Время до годовщины я коротал работой и выпивкой. Пьянство, пьянство. Воспаленный взгляд из каждого зеркала в зданиях, на машинах. Человек, несущийся по инерции, торопливо стремящийся поскорее избавиться от подвешенного состояния, именуемого трезвостью. Трезвые часы для алкоголика – невспаханное поле для совести, которая непременно будет утоплена позже, но даже из-под толщ пойла она продолжит попытки докричаться до меня, а я увижу лишь пузырьки.
Недалеко от лаборатории висела табличка с бегущей строкой, что каждый день напоминала об очень специфических праздниках вроде дня парашютистов. Я отмечал каждую из этих несправедливо забытых дат.
Как мне было выбраться из этой срединности и прекратить существование в полутонах? Я играл с Богом в игры, и нападал на Него, но мне становилось противно всякий раз, как кто-нибудь из невежественного неуважения начинал Его поносить в каком-то из местных кабаков.
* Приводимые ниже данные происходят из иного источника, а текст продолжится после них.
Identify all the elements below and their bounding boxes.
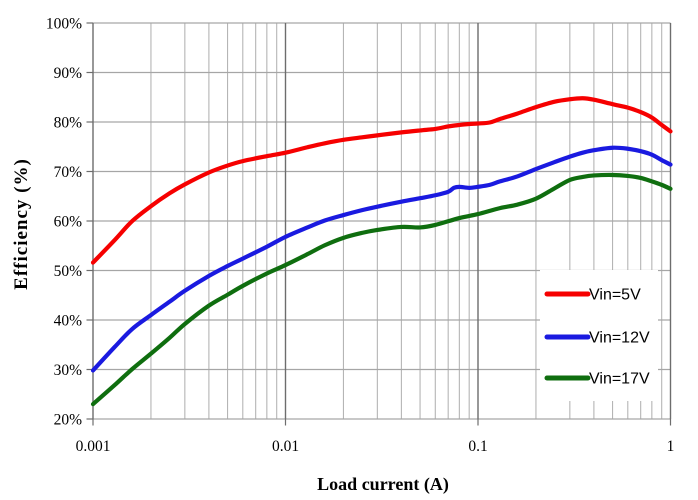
x-tick-label-1: 1 [667, 438, 675, 455]
legend-label-vin-5v: Vin=5V [589, 287, 641, 304]
x-tick-label-0.01: 0.01 [272, 438, 299, 455]
legend: Vin=5V Vin=12V Vin=17V [540, 270, 658, 401]
axis-labels: Efficiency (%) Load current (A) 20% 30% 40… [11, 16, 674, 496]
curve-vin-17v [90, 172, 673, 407]
x-tick-label-0.001: 0.001 [76, 438, 111, 455]
curve-vin-12v [90, 145, 673, 373]
curves-layer [90, 96, 673, 407]
y-tick-label-40: 40% [54, 313, 83, 330]
y-tick-label-30: 30% [54, 362, 83, 379]
legend-label-vin-12v: Vin=12V [589, 330, 650, 347]
y-tick-label-50: 50% [54, 263, 83, 280]
y-tick-label-20: 20% [54, 412, 83, 429]
x-tick-label-0.1: 0.1 [468, 438, 487, 455]
y-tick-label-90: 90% [54, 65, 83, 82]
y-tick-label-80: 80% [54, 115, 83, 132]
x-axis-title: Load current (A) [317, 474, 449, 495]
legend-label-vin-17v: Vin=17V [589, 371, 650, 388]
curve-vin-5v [90, 96, 673, 265]
y-tick-label-100: 100% [46, 16, 82, 33]
y-axis-title: Efficiency (%) [11, 158, 32, 290]
y-tick-label-70: 70% [54, 164, 83, 181]
y-tick-label-60: 60% [54, 214, 83, 231]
Я не вел ни верной жизни, ни развратной. Не мог вести абсолютно бездумной и тупой жизни, не мог жить лишь наукой или духовностью. Разучившись быть трезвым, я не смог найти себе места и среди пропойц. Всегда я сохранял равновесие между безнадежностью и высочайшими надеждами, но исключительность, что всегда во мне ощущалась, становилась всё меньше и меркла. Рядом с людьми я казался себе маленьким, разыскивая, а чаще додумывая в них достоинства, которыми сам не обладал. Мне было достаточно и тех, что были на виду. Я мог обзавидоваться чужому росту, хоть и сам не был низок, мог возжелать чьих-то знаний, в которых не увидел бы пользы для себя, мог захотеть кожи без шрамов, пусть они и были малозаметны. А мне хотелось обычного человеческого «ощущать себя достойным жизни». Так ведь оно и было! Никто не отнимал у меня права быть уверенным в своем существовании. Я занимаю ровно свое место, и не было никого, как я, и никогда не будет.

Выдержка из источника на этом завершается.